The body count mounts quickly as Michael picks off members of the targeted family, along with the doctors, nurses, real estate brokers, deejays and other rubes who amble into his view. A slit throat here, a crunched skull there, here a hatchet, there a pitchfork, eee-iii-eee-iii-ohhhh!

“Enough of this Michael Meyers B.S.!,” says a disgruntled Haddonfielder, as news spreads of the returning native son.

Dream on.

* MPAA rating: R, for strong horror violence, and some sexuality. Times guidelines: Numbing gore and dialogue.
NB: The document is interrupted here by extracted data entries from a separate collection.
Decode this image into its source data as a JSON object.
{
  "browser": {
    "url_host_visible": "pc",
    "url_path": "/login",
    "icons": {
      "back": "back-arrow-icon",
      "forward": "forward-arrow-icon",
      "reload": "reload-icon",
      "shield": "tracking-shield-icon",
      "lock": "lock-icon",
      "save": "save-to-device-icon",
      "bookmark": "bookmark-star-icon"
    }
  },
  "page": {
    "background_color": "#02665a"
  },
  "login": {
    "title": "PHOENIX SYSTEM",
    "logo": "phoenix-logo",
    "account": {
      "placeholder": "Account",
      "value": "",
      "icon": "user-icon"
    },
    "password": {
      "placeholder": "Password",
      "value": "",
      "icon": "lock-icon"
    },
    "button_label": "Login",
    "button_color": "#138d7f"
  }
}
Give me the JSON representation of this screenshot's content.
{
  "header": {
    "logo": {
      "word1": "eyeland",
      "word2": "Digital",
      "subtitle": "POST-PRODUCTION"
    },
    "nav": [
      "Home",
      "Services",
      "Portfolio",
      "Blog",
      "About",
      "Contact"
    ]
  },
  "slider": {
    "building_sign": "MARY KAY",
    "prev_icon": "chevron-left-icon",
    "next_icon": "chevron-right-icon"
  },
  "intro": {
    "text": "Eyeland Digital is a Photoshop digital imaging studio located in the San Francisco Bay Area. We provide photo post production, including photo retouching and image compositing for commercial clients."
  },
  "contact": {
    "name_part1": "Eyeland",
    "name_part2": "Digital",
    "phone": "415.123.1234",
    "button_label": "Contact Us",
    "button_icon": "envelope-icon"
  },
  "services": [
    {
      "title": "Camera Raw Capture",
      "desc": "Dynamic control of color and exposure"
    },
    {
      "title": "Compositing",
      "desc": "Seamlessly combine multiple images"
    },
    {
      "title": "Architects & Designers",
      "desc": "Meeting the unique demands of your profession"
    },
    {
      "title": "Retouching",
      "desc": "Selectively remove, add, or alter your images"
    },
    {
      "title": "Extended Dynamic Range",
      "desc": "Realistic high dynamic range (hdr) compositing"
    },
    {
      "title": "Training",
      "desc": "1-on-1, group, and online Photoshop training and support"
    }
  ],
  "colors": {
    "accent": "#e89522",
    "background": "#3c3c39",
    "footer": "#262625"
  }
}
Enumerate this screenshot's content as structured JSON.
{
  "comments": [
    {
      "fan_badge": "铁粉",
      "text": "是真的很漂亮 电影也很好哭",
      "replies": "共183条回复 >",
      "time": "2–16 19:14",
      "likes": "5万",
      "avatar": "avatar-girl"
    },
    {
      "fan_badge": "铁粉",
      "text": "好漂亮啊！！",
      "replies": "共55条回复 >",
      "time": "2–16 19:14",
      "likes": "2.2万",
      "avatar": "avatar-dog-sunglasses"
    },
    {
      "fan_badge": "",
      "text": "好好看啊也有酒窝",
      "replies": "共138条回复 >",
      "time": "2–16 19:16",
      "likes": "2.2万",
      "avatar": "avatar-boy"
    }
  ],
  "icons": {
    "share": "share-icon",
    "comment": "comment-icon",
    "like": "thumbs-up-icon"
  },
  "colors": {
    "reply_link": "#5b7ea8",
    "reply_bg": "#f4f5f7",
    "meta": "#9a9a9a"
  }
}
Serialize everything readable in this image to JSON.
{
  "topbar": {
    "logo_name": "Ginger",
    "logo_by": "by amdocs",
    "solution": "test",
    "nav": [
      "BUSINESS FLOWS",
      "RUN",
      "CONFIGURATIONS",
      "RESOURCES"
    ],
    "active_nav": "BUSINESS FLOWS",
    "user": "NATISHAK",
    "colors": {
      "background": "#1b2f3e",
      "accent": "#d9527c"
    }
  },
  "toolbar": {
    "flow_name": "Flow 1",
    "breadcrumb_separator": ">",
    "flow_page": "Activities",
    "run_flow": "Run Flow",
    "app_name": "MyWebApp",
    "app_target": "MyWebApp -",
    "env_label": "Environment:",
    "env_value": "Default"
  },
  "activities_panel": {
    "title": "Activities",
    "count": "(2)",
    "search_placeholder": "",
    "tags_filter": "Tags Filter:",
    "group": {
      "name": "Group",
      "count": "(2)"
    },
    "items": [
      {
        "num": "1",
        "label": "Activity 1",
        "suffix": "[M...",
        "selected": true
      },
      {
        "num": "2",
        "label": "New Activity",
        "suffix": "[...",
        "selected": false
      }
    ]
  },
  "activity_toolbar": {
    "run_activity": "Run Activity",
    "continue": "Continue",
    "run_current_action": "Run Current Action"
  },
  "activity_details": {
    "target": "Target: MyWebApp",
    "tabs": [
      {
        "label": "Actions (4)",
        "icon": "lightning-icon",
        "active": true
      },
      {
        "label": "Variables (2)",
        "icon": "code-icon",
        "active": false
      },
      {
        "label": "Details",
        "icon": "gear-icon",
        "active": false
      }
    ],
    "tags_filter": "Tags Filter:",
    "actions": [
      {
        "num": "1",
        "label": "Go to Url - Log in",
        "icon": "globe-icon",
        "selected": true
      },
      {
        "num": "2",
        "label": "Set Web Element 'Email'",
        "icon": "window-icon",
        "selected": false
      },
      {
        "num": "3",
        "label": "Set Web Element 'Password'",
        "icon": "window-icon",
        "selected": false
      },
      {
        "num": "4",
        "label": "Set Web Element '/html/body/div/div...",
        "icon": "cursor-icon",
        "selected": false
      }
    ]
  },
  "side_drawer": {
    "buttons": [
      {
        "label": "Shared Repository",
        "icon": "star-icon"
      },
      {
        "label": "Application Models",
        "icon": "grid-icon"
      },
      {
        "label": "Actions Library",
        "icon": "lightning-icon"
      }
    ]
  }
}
(BEGIN TEXT OF INFOBOX / INFOGRAPHIC)

‘Halloween: The Curse of Michael Myers’

Donald Pleasence: Dr. Loomis

Mitch Ryan: Dr. Wynn

Paul Rudd: Tommy Doyle

George P. Wilbur: Michael Myers

Marianne Hagan: Kara Strode

A Nightfall production, released by Dimension Films. Director Joe Chappelle. Producer Paul Freeman. Screenplay by Daniel Farrands. Cinematographer Billy Dickson. Editor Randolph Bricker. Music Alan Howarth. Production design Bryan Ryman. Running time: 1 hour, 26 minutes.

* In general release throughout Southern California.